Leveson, too, offering an early look at his thinking, suggested a mechanism “independent of government, the state, Parliament and the press,” something that “has got to work for people without money, it has got to be speedy, it has got to be effective. In other words, it has got to achieve a result” — forcing corrections, apologies, even fines.
Blair speculated about why the U.S. press is relatively benign, with “a strong set of standards,” and noted the “disaggregated market” U.S. media serve.
I think he was onto something, but the roots of so-called press responsibility in this country lay not just in the fractured market but in the rampant spread of local newspaper monopolies over the last 50 years. Newspapers — where the culture of today’s news business was incubated — no longer viewed themselves as needing to outgun rivals for market dominance.
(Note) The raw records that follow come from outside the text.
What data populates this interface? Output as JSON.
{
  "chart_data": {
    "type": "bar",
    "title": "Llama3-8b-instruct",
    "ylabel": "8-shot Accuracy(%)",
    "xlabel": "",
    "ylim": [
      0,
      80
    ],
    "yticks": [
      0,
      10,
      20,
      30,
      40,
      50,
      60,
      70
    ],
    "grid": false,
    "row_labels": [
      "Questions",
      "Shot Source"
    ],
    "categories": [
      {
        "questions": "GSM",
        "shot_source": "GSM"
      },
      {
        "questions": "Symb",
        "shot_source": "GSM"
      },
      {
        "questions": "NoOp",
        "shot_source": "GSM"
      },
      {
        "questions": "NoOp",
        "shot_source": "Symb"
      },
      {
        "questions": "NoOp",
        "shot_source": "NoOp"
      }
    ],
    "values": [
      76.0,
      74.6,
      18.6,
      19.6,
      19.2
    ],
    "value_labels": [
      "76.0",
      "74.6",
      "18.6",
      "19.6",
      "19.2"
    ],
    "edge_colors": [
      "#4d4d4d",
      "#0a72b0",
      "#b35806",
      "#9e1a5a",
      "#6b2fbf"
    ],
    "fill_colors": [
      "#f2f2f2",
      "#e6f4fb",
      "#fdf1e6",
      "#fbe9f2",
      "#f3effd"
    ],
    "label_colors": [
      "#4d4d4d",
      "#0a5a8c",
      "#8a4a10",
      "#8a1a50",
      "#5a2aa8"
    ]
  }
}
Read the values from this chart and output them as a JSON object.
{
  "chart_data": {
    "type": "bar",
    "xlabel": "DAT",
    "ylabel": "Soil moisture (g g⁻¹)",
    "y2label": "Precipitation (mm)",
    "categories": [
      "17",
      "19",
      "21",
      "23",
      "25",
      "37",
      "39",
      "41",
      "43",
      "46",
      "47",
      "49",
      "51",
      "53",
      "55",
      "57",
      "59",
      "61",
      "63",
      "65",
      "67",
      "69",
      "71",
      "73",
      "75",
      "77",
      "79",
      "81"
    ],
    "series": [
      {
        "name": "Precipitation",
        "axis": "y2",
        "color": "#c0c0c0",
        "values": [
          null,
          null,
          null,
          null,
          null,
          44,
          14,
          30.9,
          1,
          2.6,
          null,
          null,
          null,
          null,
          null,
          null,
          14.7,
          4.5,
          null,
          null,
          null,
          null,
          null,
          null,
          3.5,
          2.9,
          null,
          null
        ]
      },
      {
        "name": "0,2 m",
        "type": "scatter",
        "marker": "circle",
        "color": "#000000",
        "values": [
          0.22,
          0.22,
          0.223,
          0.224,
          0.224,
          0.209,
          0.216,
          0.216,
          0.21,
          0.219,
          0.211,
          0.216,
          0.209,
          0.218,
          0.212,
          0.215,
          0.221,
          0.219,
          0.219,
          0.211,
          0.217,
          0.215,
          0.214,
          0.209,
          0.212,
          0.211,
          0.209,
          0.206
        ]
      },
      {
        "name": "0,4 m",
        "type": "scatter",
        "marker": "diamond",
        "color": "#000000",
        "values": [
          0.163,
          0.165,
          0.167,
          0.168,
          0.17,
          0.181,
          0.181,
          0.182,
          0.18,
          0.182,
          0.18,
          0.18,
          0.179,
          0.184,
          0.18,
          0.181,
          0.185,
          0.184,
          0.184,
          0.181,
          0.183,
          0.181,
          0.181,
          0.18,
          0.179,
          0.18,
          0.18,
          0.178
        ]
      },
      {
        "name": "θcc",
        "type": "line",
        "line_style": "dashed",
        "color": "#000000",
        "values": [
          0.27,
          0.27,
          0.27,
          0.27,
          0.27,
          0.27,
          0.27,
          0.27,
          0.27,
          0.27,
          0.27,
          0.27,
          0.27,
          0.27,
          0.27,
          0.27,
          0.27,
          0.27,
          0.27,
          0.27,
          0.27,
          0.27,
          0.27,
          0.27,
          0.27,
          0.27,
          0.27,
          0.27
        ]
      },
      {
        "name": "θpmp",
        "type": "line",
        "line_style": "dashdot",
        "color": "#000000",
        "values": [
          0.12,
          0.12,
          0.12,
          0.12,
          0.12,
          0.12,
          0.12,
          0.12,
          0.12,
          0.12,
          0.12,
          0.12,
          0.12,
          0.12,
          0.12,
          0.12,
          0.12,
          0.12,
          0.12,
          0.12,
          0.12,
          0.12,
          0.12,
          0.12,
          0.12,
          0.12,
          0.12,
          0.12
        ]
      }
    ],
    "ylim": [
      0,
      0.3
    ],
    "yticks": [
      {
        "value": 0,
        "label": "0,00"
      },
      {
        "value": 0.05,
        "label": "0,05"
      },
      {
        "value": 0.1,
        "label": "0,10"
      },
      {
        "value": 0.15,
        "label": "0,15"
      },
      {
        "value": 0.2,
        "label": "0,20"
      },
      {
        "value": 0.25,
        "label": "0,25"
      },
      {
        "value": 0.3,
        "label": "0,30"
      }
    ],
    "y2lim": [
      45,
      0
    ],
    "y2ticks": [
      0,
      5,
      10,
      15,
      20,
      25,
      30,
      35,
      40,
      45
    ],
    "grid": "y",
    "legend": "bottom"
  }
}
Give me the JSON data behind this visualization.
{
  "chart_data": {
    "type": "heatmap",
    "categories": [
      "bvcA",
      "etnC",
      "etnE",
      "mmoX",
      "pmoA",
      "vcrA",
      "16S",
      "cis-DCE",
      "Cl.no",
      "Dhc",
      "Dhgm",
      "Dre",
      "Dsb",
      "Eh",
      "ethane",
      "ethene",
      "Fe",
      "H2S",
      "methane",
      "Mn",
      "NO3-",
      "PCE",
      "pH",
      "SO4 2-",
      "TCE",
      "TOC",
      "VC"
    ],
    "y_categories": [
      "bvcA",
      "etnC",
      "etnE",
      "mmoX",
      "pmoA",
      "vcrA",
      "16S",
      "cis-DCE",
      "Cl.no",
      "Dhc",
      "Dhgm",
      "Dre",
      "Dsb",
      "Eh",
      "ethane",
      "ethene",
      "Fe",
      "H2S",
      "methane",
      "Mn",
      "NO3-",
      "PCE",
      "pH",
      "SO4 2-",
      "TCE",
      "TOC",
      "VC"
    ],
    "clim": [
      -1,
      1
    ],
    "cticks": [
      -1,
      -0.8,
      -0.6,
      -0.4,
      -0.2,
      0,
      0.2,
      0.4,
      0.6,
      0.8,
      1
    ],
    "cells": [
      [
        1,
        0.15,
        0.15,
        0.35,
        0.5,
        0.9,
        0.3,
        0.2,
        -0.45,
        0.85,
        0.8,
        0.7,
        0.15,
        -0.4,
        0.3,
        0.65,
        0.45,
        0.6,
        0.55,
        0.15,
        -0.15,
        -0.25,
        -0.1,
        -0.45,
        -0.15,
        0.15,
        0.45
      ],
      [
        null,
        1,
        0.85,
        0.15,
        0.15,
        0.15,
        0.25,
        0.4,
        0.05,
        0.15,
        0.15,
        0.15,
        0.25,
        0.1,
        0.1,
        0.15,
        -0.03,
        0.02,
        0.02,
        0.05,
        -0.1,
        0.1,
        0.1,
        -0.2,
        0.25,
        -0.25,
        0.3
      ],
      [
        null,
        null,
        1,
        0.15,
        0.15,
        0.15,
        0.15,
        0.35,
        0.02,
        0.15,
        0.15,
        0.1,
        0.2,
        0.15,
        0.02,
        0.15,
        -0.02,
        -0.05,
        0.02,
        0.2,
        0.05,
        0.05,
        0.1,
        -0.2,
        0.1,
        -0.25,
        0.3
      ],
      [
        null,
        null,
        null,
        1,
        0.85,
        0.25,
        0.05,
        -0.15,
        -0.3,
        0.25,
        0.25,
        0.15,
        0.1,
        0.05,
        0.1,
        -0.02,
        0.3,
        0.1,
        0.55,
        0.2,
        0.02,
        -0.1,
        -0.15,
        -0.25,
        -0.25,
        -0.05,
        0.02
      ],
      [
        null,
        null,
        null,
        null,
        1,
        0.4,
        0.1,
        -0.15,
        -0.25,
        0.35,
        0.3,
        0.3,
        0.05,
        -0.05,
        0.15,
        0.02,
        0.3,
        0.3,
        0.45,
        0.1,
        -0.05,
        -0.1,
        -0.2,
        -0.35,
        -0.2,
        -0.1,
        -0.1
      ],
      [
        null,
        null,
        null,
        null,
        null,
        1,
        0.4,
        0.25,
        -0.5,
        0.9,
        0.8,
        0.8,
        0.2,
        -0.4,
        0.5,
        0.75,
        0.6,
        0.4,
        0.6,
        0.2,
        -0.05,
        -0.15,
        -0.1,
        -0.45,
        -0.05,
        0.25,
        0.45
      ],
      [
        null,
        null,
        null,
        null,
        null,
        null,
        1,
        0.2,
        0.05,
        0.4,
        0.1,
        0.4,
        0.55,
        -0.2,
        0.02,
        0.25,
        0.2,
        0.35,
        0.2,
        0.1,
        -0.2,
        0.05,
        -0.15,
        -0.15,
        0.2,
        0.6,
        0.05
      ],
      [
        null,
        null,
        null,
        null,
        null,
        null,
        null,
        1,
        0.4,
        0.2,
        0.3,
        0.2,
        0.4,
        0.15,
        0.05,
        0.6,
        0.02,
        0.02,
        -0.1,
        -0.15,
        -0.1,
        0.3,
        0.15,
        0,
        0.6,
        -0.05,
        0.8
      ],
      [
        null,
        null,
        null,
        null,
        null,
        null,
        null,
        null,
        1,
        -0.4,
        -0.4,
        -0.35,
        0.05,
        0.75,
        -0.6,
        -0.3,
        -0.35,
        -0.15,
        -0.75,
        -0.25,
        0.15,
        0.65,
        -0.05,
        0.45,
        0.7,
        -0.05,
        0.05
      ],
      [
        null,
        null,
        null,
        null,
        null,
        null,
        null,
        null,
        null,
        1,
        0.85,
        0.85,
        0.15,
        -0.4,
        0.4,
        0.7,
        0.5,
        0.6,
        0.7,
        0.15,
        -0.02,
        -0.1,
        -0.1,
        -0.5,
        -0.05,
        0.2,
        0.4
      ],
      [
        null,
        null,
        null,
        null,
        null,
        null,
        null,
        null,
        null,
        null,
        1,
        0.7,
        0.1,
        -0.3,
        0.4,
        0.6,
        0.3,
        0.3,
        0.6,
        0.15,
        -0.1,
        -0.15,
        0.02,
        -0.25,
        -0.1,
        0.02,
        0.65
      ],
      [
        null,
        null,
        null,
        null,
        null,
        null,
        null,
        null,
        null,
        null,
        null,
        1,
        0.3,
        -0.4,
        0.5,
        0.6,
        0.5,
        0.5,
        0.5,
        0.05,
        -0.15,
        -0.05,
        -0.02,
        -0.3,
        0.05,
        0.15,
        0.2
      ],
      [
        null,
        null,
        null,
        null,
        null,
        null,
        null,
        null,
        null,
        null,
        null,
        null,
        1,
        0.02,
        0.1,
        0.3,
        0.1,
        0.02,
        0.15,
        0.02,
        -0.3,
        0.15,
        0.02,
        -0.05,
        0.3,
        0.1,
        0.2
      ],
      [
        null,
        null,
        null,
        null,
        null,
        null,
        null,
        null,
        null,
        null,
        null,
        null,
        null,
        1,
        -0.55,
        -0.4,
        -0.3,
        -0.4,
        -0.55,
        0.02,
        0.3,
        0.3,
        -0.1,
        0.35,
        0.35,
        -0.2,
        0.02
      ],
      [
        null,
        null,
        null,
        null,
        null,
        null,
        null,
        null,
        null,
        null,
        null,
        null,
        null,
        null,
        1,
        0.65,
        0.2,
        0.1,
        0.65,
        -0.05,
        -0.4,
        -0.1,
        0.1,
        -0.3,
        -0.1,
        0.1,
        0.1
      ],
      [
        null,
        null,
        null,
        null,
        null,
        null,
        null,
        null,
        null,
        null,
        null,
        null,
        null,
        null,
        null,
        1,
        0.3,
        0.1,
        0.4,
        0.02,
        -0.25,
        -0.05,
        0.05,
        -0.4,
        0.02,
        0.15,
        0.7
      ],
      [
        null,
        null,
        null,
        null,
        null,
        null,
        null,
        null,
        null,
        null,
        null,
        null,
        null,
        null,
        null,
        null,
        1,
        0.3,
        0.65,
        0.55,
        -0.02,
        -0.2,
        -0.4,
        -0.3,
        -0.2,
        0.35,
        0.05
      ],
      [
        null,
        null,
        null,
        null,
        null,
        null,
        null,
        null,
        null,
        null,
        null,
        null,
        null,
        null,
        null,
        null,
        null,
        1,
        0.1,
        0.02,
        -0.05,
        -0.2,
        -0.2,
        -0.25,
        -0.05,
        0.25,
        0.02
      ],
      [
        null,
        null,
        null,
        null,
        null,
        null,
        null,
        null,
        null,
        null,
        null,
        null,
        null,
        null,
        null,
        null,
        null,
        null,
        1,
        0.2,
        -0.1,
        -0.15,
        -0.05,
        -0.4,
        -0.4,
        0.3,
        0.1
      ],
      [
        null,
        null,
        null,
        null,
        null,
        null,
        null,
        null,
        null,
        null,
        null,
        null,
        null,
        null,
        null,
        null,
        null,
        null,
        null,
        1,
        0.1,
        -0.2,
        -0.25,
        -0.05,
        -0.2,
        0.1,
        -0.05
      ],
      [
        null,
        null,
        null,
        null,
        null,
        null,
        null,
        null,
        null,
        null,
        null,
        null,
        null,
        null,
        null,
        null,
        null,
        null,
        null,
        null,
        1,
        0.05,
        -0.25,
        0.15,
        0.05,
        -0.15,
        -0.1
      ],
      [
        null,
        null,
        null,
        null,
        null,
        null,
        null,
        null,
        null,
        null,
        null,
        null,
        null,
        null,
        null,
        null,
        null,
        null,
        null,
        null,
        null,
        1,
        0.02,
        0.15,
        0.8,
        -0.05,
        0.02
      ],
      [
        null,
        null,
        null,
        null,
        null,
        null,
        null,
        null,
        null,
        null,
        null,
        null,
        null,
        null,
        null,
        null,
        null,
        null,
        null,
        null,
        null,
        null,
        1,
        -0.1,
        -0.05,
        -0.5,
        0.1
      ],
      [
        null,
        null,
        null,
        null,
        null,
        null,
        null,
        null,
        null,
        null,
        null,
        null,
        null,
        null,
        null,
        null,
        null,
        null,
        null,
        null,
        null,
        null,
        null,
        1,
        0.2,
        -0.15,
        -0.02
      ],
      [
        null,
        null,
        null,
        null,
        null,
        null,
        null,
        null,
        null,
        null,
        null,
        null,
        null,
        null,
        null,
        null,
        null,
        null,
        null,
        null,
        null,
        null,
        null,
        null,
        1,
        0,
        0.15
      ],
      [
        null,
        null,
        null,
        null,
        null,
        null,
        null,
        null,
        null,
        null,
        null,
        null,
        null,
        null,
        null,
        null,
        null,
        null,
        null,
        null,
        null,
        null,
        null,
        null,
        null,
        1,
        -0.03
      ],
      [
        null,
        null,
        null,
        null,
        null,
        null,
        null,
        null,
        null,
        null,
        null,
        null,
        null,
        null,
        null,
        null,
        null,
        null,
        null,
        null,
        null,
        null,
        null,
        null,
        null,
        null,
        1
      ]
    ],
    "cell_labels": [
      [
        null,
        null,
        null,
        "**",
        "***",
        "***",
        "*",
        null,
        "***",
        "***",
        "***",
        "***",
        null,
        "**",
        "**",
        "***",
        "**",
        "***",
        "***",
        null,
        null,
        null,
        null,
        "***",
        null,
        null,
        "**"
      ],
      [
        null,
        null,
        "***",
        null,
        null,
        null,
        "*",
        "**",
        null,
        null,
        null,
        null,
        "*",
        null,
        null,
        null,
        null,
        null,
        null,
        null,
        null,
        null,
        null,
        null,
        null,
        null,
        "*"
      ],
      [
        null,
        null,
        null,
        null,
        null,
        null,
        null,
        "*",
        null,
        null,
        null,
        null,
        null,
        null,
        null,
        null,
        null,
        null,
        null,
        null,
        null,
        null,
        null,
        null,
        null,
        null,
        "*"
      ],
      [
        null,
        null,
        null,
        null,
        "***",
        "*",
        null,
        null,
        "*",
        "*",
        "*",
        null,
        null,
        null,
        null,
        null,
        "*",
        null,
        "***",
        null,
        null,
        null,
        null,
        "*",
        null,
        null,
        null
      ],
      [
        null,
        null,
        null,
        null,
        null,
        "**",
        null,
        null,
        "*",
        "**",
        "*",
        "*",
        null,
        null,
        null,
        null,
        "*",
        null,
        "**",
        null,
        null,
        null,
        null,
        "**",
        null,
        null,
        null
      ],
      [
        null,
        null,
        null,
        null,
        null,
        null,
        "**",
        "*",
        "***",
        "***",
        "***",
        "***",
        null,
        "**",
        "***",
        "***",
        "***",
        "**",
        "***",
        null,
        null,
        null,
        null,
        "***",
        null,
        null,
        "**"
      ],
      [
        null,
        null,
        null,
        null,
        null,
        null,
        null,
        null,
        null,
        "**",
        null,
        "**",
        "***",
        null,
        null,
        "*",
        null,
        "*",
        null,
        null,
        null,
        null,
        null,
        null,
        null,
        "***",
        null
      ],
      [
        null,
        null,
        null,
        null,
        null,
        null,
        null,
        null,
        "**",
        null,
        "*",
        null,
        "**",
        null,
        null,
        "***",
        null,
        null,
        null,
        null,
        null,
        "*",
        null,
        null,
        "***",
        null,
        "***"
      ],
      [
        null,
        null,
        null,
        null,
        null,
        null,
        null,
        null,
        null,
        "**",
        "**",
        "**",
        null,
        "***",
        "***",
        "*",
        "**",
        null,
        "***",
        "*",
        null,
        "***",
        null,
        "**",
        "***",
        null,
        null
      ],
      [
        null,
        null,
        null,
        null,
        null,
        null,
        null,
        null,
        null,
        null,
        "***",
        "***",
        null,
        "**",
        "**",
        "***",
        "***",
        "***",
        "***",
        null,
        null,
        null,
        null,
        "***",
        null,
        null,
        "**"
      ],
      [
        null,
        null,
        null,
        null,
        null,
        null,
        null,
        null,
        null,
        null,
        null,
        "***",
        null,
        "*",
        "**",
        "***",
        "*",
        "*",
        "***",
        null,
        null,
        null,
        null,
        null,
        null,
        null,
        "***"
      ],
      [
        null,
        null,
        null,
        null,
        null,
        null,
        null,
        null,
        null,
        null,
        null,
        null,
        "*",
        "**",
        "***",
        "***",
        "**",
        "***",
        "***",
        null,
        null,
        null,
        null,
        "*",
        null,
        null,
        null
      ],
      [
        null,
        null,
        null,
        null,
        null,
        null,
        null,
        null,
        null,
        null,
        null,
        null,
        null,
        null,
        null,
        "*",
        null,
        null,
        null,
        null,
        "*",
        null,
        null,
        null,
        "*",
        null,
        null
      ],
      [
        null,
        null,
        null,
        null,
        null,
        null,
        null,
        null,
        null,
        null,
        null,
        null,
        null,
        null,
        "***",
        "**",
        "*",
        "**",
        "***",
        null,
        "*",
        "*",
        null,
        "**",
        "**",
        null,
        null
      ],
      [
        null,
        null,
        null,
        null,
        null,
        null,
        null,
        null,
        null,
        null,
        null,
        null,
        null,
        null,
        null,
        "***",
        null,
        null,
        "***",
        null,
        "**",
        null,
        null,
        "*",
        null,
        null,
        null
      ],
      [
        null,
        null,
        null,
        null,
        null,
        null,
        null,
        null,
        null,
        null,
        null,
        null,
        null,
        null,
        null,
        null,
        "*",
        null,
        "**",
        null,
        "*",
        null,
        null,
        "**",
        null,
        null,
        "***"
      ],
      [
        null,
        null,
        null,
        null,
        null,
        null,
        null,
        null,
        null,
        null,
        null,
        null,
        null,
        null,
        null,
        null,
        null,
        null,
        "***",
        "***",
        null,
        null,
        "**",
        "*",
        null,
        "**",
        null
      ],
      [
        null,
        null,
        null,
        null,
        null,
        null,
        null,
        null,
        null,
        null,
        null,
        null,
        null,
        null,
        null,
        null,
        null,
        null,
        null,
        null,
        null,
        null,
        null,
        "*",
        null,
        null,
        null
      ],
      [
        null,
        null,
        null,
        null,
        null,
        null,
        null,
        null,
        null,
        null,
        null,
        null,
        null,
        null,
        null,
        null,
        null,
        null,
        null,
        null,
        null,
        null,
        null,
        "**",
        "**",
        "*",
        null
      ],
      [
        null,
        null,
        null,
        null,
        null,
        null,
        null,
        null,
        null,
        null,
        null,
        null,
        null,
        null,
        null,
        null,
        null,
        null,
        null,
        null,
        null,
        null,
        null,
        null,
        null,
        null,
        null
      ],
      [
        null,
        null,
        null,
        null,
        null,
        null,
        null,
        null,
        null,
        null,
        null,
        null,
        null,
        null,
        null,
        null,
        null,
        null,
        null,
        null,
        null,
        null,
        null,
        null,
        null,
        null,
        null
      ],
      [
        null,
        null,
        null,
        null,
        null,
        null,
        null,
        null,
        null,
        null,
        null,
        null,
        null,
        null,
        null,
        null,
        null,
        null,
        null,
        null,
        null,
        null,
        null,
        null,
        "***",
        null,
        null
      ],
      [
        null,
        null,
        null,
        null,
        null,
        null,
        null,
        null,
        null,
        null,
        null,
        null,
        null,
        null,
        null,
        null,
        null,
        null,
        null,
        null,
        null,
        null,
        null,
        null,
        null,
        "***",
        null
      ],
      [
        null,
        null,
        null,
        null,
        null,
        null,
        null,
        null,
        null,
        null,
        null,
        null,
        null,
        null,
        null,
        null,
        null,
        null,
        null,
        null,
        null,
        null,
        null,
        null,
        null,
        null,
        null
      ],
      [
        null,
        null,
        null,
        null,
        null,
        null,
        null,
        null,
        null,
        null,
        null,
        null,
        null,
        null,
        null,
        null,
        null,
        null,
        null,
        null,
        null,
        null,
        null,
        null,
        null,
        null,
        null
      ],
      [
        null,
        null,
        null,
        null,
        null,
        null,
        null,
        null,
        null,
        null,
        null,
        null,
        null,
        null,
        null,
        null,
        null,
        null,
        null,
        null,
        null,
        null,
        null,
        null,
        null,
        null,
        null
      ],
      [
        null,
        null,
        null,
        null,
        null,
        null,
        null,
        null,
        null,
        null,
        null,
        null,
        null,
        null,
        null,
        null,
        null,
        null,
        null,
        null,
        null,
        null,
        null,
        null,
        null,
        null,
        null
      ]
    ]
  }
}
Instead, they focused on building legitimacy as civic benefactors, sought to keep readers and advertisers loyal and content, and placed a greater premium on restraint than on the aggressiveness that had marked the previous, competitive era.
The question now is whether in the digital age, marked by real-time news scrambling, the media are moving toward a new hypercompetitive epoch, and a corresponding impatience with patience and accuracy.
If so, the “poison” Blair deplored may become more than a British problem, and self-regulation a prospect to be addressed on our side of the Atlantic as well.